Terbitnya Peraturan Menteri Pendidikan, Kebudayaan, Riset, dan Teknologi (Permendikbudristek) No. 53 Tahun 2023 tentang Penjaminan Mutu Pendidikan Tinggi terkait skripsi tidak lagi diwajibkan sebagai tugas akhir di perguruan tinggi terus menjadi sorotan publik terutama kalangan civitas akademika di Fakultas Hukum.
Sesuai Pasal 104 Permendikbudristek ini pengelola dan penyelenggara perguruan tinggi diminta menyesuaikan diri paling lama 2 tahun sejak terbitnya Permen tersebut. Namun, beragam pandangan mengemuka terutama dari kalangan pimpinan perguruan tinggi. Apa saja sebetulnya plus dan minus dari Permendikbudristek No.53/2023 ini bila dilihat dari kaca mata penyelenggara pendidikan tinggi hukum di Indonesia?
“Ada di Pasal 18 sampai 20 (mengenai perubahan aturan tugas akhir tiap jenjang pendidikan tinggi). Mereka sekarang bisa pakai prototipe, skripsi, apapun yang ditetapkan boleh. Tapi itu masih menimbulkan kontroversi bagi orang yang membacanya,” ujar Dekan Fakultas Hukum Universitas Trisakti (FH Usakti) Dr. Siti Nurbaiti ketika dijumpai di ruang kerjanya, Rabu (6/9/2023).
Baca Juga:
- Skripsi Tak Lagi Wajib, Begini Respons Dekan FH Unpad dan Dekan FH UII
- Menelaah Isi Permendikbudristek Soal Tak Wajib Skripsi
Dalam Pasal 18 ayat (9) huruf a Permendikbudristek No. 53/2023 itu disebutkan bahwa program studi (prodi) pada program sarjana atau sarjana terapan memastikan ketercapaian kompetensi lulusan melalui tugas akhir yang dapat berupa skripsi, prototipe, proyek, atau bentuk tugas akhir lainnya yang sejenis baik secara individu maupun berkelompok. Atau, penerapan kurikulum berbasis proyek atau bentuk pembelajaran lainnya yang sejenis dan asesmen yang dapat menunjukkan ketercapaian kompetensi lulusan. Hal tersebut seperti tertuang dalam Pasal 18 ayat (9) huruf b Permendikbudristek No. 53/2023.
Demikian halnya untuk jenjang S-2 sebagaimana diatur Pasal 19 ayat (2) Permendikbudristek No. 53/2023, mahasiswa pada program magister/magister terapan wajib diberikan tugas akhir dalam bentuk tesis, prototipe, proyek, atau bentuk tugas akhir lainnya yang sejenis. Hal serupa bagi mahasiswa Program Doktor/Doktor Terapan yang tidak dibatasi pada disertasi semata seperti tertuang Pasal 20 ayat (2) dalam Permendikbudristek ini. Tugas akhir dapat berbentuk prototipe, proyek, atau bentuk tugas akhir lainnya yang sejenis.

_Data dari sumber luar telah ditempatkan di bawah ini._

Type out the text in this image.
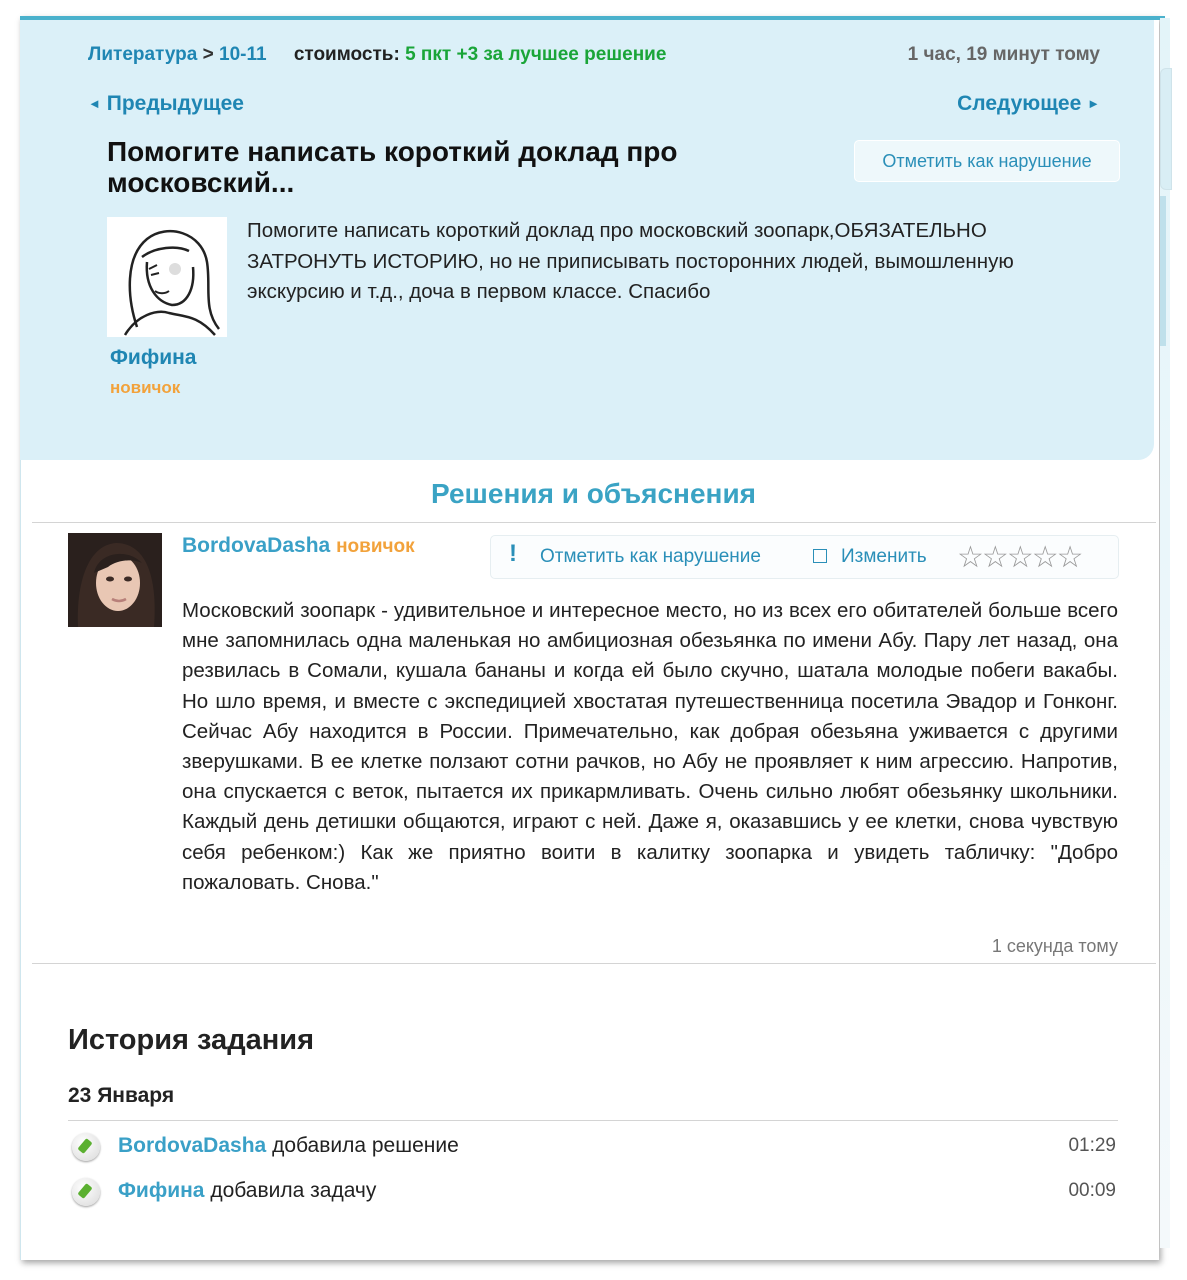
Литература > 10-11 стоимость: 5 пкт +3 за лучшее решение	1 час, 19 минут тому
◄ Предыдущее	Следующее ►
Помогите написать короткий доклад про московский...
Отметить как нарушение
Фифина
новичок
Помогите написать короткий доклад про московский зоопарк,ОБЯЗАТЕЛЬНО ЗАТРОНУТЬ ИСТОРИЮ, но не приписывать посторонних людей, вымошленную экскурсию и т.д., доча в первом классе. Спасибо
Решения и объяснения
BordovaDasha новичок	! Отметить как нарушение	Изменить ☆☆☆☆☆
Московский зоопарк - удивительное и интересное место, но из всех его обитателей больше всего мне запомнилась одна маленькая но амбициозная обезьянка по имени Абу. Пару лет назад, она резвилась в Сомали, кушала бананы и когда ей было скучно, шатала молодые побеги вакабы. Но шло время, и вместе с экспедицией хвостатая путешественница посетила Эвадор и Гонконг. Сейчас Абу находится в России. Примечательно, как добрая обезьяна уживается с другими зверушками. В ее клетке ползают сотни рачков, но Абу не проявляет к ним агрессию. Напротив, она спускается с веток, пытается их прикармливать. Очень сильно любят обезьянку школьники. Каждый день детишки общаются, играют с ней. Даже я, оказавшись у ее клетки, снова чувствую себя ребенком:) Как же приятно воити в калитку зоопарка и увидеть табличку: "Добро пожаловать. Снова."
1 секунда тому
История задания
23 Января
BordovaDasha добавила решение	01:29
Фифина добавила задачу	00:09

“Tetapi kalau saya pribadi lihat itu gapapa, kita tetap menggunakan pedoman Permen yang baru ini, tapi dengan harmonisasi. Jangan sampai kita membuat tugas akhir itu bertentangan dengan Permen yang baru ini. Gak boleh lepas dari poin-poin itu walaupun dengan berbagai variasi yang ada,” paparnya.